Saturday, April 01, 2017

St. Augustine Beach public comment issue heading back to Commission (SAR)

Disgraced St. Augustine Beach Mayor RICHARD BURTT O'BRIEN lost in court on December 7, 2016 in his effort to win an injunction for "stalking" against government watchdog TOM REYNOLDS.  Undeterred, Republican Lord of All He Surveys RICH O'BRIEN seeks to amend public comment rules to erase criticism.  Wonder why?  Meanwhile, Commission minutes now omit what residents said in public comment.  Wonder why?

Posted March 31, 2017 05:14 am - Updated March 31, 2017 06:00 am
St. Augustine Beach public comment issue heading back to Commission

After getting pushback on their plans to change how public comment is handled, St. Augustine Beach officials will consider the issue afresh — with some tweaks.

The original proposal, crafted by City Attorney Jim Wilson, would have limited public comment to three minutes at a general public comment period and during items requiring a public hearing.

The revised resolution would create an additional public comment period for items on the agenda that don’t require a public hearing.

Other suggestions for handling public comment are expected to be on the table at Monday’s City Commission meeting, such as having a second meeting in a month when they can’t cover all the agenda items at one meeting.

“We suggest the key question concerning the resolution is: Will it help achieve the balance between your need to discuss and make decisions concerning the public’s business, and the public’s right to make comments?” according a memo from City Manager Max Royle Royle, who added in the memo the commission could pass the new standards on Monday on a trial basis.

But it’s unclear whether the matter will be heard Monday as planned.

Wilson said it was his understanding from Royle the issue would be moved. Royle said Wednesday there weren’t any plans to pull the item from the agenda, and that the commission would have to make that call.

St. Augustine Beach Mayor Rich O’Brien said he thinks it’s time to get the changes in place.

“I think I believe public comment is very important. I think getting things done is also important, and we need to make sure it’s a business-type meeting, and I think we need to tighten things up,” he said.

As it stands at the beach, the commission takes public comment on virtually any item that comes up at a meeting.

Commissioner Gary Snodgrass and O’Brien were the only commissioners who supported the original proposal to tighten public comments and make meetings more efficient.
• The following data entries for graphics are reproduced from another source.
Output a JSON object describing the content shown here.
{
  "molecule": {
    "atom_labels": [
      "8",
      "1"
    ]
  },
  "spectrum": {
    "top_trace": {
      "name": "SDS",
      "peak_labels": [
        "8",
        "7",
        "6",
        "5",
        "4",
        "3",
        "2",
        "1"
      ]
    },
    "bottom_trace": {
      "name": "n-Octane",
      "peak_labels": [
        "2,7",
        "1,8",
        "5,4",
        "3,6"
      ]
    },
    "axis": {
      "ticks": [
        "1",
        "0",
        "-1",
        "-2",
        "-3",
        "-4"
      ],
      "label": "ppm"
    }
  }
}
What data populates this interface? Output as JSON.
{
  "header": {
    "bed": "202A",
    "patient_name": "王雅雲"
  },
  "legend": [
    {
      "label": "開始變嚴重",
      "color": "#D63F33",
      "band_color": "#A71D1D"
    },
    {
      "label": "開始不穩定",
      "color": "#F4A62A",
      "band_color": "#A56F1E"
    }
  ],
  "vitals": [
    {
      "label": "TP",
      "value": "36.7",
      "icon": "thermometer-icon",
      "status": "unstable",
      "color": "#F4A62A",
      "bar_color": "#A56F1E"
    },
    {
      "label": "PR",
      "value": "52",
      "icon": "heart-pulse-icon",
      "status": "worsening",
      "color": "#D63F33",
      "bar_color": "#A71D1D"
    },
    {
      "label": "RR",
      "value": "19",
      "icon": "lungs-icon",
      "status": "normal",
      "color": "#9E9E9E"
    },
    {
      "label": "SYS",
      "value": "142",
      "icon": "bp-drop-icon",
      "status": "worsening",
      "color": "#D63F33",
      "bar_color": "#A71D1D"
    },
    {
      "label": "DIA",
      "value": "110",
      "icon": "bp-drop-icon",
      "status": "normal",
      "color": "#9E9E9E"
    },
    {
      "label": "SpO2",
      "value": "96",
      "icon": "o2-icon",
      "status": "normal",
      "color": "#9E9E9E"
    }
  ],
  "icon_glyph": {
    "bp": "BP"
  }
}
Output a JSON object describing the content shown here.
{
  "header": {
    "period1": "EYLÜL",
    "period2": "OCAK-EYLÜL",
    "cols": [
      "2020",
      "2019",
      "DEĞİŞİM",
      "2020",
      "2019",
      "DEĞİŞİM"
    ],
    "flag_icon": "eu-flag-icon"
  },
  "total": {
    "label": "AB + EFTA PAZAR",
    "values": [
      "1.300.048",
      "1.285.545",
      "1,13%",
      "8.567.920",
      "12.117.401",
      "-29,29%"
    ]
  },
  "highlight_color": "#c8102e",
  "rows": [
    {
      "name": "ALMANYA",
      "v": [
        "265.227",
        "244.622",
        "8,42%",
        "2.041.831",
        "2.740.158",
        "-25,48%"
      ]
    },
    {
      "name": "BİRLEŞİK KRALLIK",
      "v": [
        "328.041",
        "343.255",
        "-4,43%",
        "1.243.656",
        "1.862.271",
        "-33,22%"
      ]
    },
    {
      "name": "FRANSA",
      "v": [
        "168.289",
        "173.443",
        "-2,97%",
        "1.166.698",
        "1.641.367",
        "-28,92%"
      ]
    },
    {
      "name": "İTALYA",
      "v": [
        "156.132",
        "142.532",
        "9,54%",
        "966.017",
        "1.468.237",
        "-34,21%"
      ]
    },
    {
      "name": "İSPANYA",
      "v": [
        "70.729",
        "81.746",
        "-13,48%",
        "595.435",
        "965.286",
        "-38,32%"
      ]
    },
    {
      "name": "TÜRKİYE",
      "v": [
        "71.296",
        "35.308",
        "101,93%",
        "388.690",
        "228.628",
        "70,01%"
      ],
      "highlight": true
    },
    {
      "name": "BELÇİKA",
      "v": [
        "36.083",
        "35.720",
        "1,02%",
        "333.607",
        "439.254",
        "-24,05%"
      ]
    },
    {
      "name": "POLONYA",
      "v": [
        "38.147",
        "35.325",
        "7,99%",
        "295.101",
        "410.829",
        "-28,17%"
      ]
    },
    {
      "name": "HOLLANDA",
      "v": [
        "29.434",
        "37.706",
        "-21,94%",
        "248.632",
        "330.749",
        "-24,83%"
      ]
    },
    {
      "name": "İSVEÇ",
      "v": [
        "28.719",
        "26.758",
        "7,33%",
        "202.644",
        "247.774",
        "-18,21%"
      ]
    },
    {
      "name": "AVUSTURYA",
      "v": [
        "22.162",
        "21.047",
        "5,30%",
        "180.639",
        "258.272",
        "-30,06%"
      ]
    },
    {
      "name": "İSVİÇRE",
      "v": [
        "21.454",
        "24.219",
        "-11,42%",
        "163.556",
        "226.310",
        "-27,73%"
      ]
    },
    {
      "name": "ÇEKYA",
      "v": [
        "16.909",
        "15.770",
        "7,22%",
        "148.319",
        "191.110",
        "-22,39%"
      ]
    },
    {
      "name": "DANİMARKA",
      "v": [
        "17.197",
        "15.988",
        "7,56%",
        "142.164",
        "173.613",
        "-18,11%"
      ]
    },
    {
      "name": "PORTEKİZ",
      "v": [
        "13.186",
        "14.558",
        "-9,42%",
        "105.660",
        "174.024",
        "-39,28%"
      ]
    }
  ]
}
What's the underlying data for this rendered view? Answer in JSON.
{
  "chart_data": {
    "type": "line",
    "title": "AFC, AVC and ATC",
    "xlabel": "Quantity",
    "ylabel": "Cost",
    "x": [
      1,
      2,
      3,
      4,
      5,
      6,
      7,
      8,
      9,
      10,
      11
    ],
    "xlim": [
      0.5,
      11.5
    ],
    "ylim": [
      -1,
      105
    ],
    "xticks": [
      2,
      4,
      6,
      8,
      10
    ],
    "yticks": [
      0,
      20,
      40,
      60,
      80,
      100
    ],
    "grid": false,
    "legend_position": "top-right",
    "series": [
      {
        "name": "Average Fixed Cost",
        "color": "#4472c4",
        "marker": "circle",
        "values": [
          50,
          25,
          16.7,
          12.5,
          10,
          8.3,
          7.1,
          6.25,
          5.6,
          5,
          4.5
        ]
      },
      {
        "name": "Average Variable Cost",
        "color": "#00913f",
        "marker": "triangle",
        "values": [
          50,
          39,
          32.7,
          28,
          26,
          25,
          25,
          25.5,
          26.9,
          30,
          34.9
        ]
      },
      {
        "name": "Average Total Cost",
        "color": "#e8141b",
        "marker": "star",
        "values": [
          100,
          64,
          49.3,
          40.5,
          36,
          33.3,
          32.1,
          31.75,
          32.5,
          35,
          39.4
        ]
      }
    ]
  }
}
O’Brien said the feedback he’s gotten from people outside of meetings is that they agree with the original proposal, and that “it’s about time.” He added he’s not opposed to making adjustments to the original proposal.

In other business

Commissioners are expected to hash out details of a lawsuit settlement at a shade meeting at 5 p.m. Monday and get public input and vote on the issue at the regular meeting, which begins at 6 p.m.

In a separate issue, the city has responded to allegations that alcohol sales tickets at Beach Blast Off were destroyed in violation of public records requirements and that money was missing from the proceeds. The city’s accounting, described in backup materials, came up with a $1 discrepancy in the sales and cash on hand, according to backup materials for the meeting.

Also, City Clerk Beverly Raddatz found the city’s disposal of the tickets was acceptable because the tickets fall under “Administrative Support Records,” which can be disposed of once their administrative value is lost or until they’ve become obsolete or superseded, according to a memo from Raddatz. The city destroyed the tickets after doing accounting for Beach Blast Off.

Raddatz wrote she checked with a supervisor at the state’s Bureau of Archives and Records Management, who confirmed there was not a violation of public records law.

A response from the State of Florida to The Record, the answer was similar.

Event tickets aren’t directly addressed by general records, but they could fall under administrative support records or transitory messages — required to be kept “until obsolete, superseded, or administrative value is lost” so “the agency could dispose of the records at any time once the records are no longer of use,” according to Meredith Beatrice, spokeswoman for the Florida Department of State.